CS Prof. Ken Goldberg has joined the Strategic Advisory Board of ROBO Global, creator of the first benchmark index to track the global robotics, automation and artificial intelligence market.  Goldberg leads research in geometric algorithms and machine learning for robotics and in applications from surgery to manufacturing.  “Ken is truly one of the brightest minds in robotics and automation,” said Travis Briggs, CEO of ROBO Global. “His insight and expertise is sought after all over the world. We’re honored to have him on our team helping ROBO bring innovative solutions to investors in the US, Europe and Asia. ”

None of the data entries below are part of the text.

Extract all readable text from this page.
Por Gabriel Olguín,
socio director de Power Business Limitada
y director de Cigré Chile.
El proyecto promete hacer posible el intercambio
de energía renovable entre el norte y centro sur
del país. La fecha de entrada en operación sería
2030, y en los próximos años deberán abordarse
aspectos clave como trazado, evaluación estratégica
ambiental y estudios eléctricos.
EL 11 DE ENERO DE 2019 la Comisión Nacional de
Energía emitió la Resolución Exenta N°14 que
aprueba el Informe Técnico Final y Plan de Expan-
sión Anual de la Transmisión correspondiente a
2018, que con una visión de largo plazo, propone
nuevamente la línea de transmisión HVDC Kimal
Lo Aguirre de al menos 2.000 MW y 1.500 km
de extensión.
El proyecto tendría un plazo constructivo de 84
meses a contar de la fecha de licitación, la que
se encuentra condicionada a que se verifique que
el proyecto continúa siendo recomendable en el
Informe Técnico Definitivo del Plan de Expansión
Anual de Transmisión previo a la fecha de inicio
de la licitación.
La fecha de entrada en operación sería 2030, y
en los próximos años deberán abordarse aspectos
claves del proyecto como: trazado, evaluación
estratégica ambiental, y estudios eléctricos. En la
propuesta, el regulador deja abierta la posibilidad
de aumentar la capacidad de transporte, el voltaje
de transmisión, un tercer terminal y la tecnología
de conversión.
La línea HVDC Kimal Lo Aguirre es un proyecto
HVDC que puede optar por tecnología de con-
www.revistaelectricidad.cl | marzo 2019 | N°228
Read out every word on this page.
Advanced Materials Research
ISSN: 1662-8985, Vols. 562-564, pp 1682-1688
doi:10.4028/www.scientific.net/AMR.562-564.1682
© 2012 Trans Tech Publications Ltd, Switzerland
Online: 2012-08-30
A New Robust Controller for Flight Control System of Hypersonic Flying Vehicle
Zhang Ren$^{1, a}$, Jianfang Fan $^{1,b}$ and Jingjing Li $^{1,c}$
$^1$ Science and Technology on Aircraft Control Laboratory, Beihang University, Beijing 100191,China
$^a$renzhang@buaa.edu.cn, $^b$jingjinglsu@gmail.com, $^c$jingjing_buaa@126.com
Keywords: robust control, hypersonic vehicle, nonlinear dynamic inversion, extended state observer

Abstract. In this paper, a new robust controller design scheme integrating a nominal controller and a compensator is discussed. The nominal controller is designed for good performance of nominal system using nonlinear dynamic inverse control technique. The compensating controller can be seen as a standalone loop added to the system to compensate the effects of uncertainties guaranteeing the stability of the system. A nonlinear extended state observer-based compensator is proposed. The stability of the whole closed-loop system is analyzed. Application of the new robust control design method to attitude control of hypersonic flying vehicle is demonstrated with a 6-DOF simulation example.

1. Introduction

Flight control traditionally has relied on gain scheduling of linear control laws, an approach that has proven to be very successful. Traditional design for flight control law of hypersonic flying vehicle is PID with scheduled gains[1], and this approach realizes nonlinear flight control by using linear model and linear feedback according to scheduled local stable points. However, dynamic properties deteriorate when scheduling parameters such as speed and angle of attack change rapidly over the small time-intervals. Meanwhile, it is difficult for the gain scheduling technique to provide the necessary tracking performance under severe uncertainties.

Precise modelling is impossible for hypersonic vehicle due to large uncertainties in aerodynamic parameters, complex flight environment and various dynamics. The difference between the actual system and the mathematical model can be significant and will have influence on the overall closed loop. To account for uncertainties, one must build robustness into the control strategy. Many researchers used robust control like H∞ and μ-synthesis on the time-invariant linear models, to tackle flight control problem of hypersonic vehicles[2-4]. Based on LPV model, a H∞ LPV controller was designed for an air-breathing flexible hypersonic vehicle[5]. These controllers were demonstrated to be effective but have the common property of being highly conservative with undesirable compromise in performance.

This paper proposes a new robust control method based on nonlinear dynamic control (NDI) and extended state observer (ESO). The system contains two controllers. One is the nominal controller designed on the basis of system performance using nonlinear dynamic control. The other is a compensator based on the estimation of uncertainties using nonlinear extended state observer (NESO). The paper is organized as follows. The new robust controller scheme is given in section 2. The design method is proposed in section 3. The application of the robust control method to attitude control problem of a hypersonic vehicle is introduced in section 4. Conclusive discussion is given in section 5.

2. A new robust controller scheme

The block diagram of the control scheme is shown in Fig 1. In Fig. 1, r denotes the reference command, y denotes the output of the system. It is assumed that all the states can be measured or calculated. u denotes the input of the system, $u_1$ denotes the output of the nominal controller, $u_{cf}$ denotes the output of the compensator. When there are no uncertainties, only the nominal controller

Stuart Russell is featured speaker at IP EXPO Europe

CS Prof. Stuart Russell will be speaking on the use of AI, its long-term future and its relation to humanity, at the 2017 IP EXPO Europe showcase.  IP EXPO Europe is an information technology trade show held annually in England which "brings together some of the biggest names, in their respective fields, to tackle the technological issues facing organisations right now."  Other speakers include Brad Anderson of Microsoft and chess champion Garry Kasparov.

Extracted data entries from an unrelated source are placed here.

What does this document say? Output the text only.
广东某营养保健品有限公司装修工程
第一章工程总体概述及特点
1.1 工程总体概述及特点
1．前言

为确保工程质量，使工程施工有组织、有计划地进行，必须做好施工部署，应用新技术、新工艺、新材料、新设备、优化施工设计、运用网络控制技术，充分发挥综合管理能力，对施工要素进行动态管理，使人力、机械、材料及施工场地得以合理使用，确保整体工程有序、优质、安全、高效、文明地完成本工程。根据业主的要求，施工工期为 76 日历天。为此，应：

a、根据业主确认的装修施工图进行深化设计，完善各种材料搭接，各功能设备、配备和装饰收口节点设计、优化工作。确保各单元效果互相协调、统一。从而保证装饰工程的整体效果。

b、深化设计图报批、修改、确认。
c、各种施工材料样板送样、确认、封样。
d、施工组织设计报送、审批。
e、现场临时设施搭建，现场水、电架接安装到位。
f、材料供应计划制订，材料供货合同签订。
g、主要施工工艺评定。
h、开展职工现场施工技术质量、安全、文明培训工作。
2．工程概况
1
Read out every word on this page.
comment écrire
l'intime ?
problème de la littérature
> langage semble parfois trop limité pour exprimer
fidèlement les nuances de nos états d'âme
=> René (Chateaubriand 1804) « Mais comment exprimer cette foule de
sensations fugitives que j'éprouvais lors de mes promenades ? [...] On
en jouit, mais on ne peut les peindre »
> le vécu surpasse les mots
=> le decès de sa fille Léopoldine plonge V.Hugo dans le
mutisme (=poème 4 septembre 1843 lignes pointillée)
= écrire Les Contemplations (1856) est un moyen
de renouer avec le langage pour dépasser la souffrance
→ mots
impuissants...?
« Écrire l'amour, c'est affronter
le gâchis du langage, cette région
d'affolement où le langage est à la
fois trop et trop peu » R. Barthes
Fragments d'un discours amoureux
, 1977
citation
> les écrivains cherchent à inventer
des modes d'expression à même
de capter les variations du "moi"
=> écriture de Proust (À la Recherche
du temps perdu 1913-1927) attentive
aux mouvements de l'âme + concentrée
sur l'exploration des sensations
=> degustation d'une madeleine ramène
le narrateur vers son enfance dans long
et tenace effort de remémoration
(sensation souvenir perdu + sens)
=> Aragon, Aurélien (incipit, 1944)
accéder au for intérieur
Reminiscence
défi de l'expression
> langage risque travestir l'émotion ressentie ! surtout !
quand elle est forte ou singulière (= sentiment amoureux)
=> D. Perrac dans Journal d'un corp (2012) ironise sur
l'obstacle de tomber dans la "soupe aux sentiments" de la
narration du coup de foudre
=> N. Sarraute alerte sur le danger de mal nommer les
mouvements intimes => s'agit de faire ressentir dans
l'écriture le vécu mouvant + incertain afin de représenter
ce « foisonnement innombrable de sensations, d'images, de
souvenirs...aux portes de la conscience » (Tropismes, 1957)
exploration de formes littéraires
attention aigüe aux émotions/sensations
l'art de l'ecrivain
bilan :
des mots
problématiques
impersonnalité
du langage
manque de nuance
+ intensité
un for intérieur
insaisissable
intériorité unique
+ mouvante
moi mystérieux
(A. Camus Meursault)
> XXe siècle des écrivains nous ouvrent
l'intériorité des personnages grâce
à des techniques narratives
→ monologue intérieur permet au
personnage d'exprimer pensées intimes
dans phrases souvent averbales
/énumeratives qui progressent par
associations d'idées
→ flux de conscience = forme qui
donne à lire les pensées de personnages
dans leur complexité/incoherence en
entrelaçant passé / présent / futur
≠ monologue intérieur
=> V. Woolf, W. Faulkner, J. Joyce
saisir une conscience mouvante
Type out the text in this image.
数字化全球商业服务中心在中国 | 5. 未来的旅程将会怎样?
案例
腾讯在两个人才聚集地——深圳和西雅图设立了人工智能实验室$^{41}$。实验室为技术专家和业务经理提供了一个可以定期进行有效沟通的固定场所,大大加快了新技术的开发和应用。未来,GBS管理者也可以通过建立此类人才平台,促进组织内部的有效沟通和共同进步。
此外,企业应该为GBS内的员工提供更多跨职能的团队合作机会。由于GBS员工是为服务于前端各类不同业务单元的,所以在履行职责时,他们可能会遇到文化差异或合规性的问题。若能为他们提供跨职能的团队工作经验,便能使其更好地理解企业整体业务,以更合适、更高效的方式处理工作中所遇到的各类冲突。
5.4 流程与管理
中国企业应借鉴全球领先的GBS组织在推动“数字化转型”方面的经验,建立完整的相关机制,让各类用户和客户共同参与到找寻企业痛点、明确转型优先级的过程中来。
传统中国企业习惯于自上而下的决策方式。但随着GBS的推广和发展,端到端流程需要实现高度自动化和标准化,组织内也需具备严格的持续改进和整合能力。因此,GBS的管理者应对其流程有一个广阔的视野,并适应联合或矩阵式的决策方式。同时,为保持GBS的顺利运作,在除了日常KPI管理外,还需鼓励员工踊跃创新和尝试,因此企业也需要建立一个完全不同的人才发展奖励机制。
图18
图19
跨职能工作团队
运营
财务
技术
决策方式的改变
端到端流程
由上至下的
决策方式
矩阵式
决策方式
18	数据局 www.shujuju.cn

Alexi Efros's team offers custom colorization using deep neural networks

CS Prof. Alexei Efros (also alumnus, Ph.D. '03) and his team have developed a new technique, leveraging deep neural networks and AI, to allow novices--even those with limited artistic ability--to quickly add realistic color to black and white images.  "The goal of our previous project was to just get a single, plausible colorization," says Richard Zhang, a coauthor and PhD candidate, advised by Efros. "If the user didn't like the result, or wanted to change something, they were out of luck. We realized that empowering the user and adding them in the loop was actually a necessary component for obtaining desirable results."  They will present their research into "Real-Time User Guided Colorization with Learned Deep Priors" at SIGGRAPH 2017 in August.

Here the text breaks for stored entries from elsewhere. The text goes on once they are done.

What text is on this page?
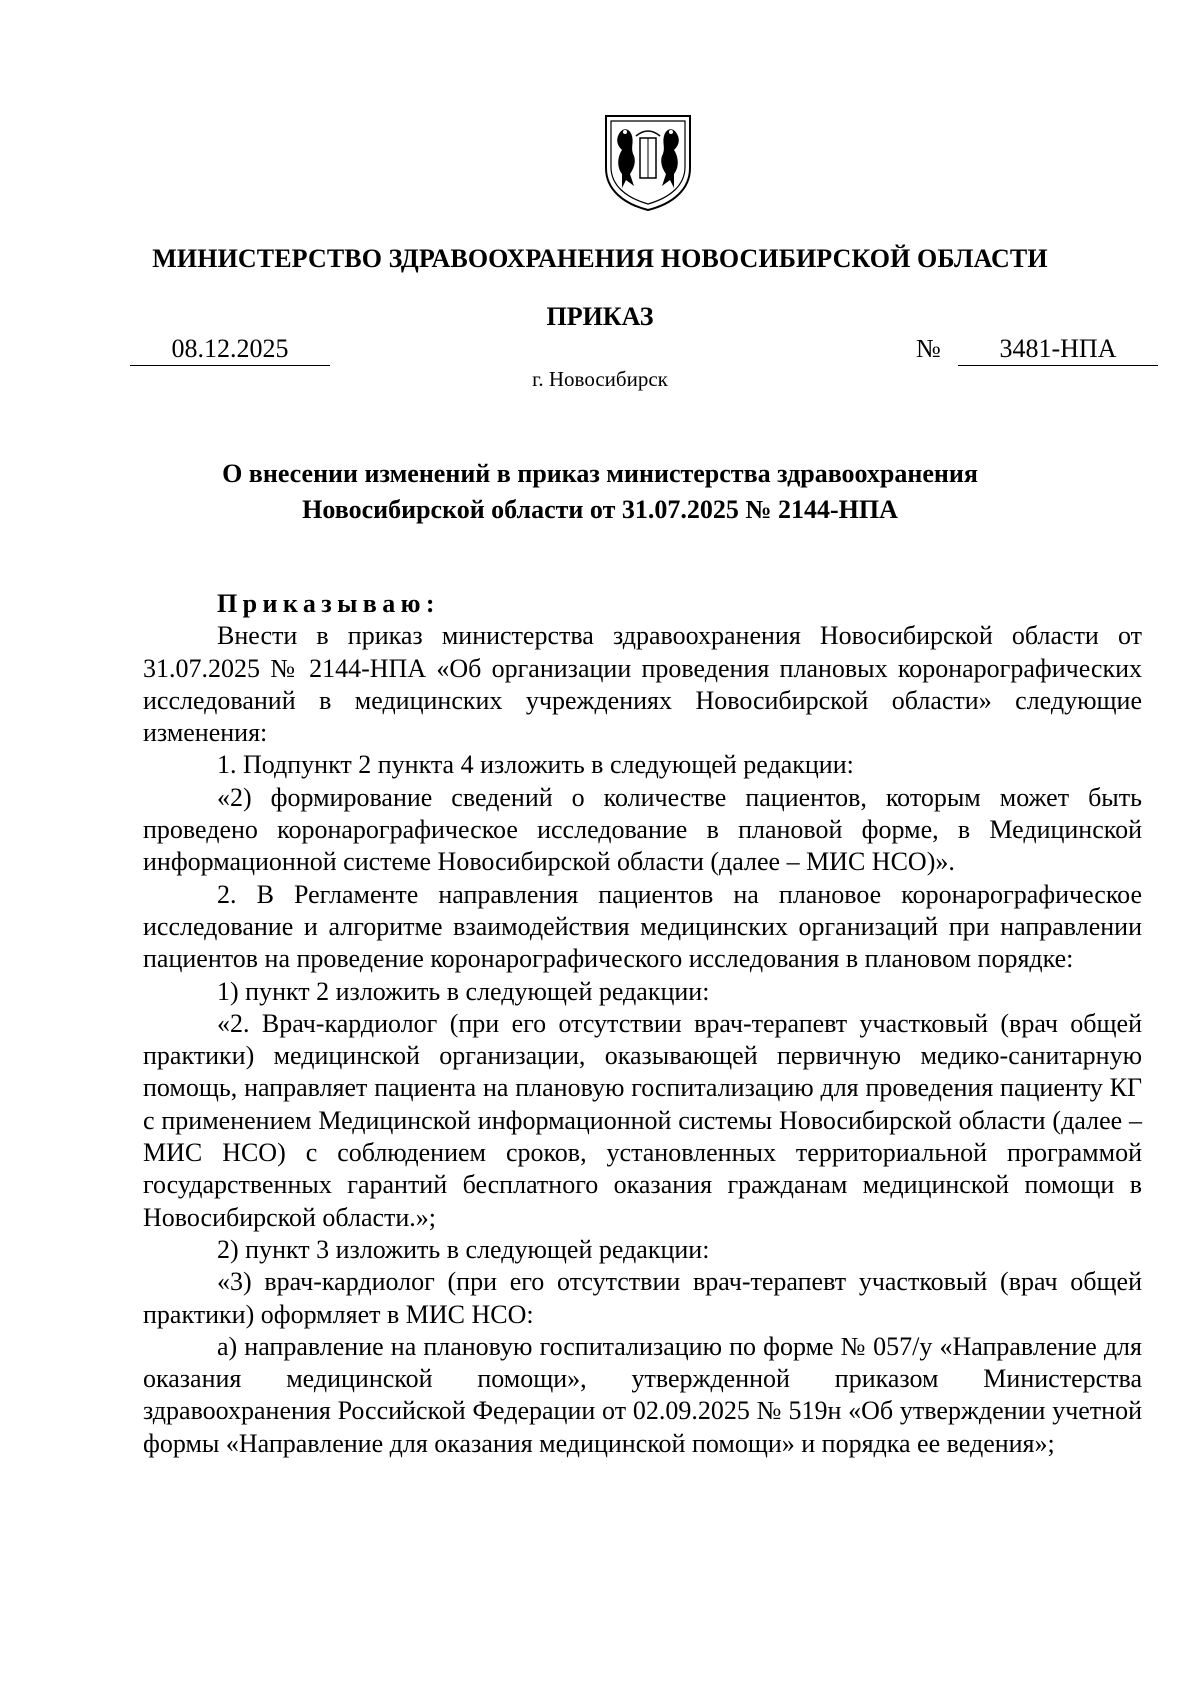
МИНИСТЕРСТВО ЗДРАВООХРАНЕНИЯ НОВОСИБИРСКОЙ ОБЛАСТИ
ПРИКАЗ
08.12.2025	№	3481-НПА
г. Новосибирск
О внесении изменений в приказ министерства здравоохранения
Новосибирской области от 31.07.2025 № 2144-НПА

Приказываю:

Внести в приказ министерства здравоохранения Новосибирской области от 31.07.2025 № 2144-НПА «Об организации проведения плановых коронарографических исследований в медицинских учреждениях Новосибирской области» следующие изменения:

1. Подпункт 2 пункта 4 изложить в следующей редакции:

«2) формирование сведений о количестве пациентов, которым может быть проведено коронарографическое исследование в плановой форме, в Медицинской информационной системе Новосибирской области (далее – МИС НСО)».

2. В Регламенте направления пациентов на плановое коронарографическое исследование и алгоритме взаимодействия медицинских организаций при направлении пациентов на проведение коронарографического исследования в плановом порядке:

1) пункт 2 изложить в следующей редакции:

«2. Врач-кардиолог (при его отсутствии врач-терапевт участковый (врач общей практики) медицинской организации, оказывающей первичную медико-санитарную помощь, направляет пациента на плановую госпитализацию для проведения пациенту КГ с применением Медицинской информационной системы Новосибирской области (далее – МИС НСО) с соблюдением сроков, установленных территориальной программой государственных гарантий бесплатного оказания гражданам медицинской помощи в Новосибирской области.»;

2) пункт 3 изложить в следующей редакции:

«3) врач-кардиолог (при его отсутствии врач-терапевт участковый (врач общей практики) оформляет в МИС НСО:

а) направление на плановую госпитализацию по форме № 057/у «Направление для оказания медицинской помощи», утвержденной приказом Министерства здравоохранения Российской Федерации от 02.09.2025 № 519н «Об утверждении учетной формы «Направление для оказания медицинской помощи» и порядка ее ведения»;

EECS faculty envision California's next-gen infrastructure

EE Profs Claire Tomlin,  Costas Spanos and Connie Chang-Hasnain, and CS Prof. David Culler, are featured in a Berkeley Engineer article titled "Smart moves: California's next-gen infrastructure," which describes current UC Berkeley research projects that promise to transform the way we live.  “What’s enabling these infrastructure changes is our ability to compute faster, to share information faster and to provide that information to users very quickly,” says Tomlin.   She envisions “rail-to-drone” expressways, converting railroad rights-of-way to aerial corridors where closely-spaced fleets of drones travel safely.  Spanos predicts self-monitoring buildings so smart they band together and form bargaining alliances, and Chang-Hasnain's team have been working on manufacturing highly efficient but low-cost solar cells by growing nanoscale “forests” of expensive photovoltaics on inexpensive silicon substrates. The Berkeley Institute for Data Science, co-founded by Culler, is “equipping students not just to consume data but to produce insight” which will help guide the changes to come.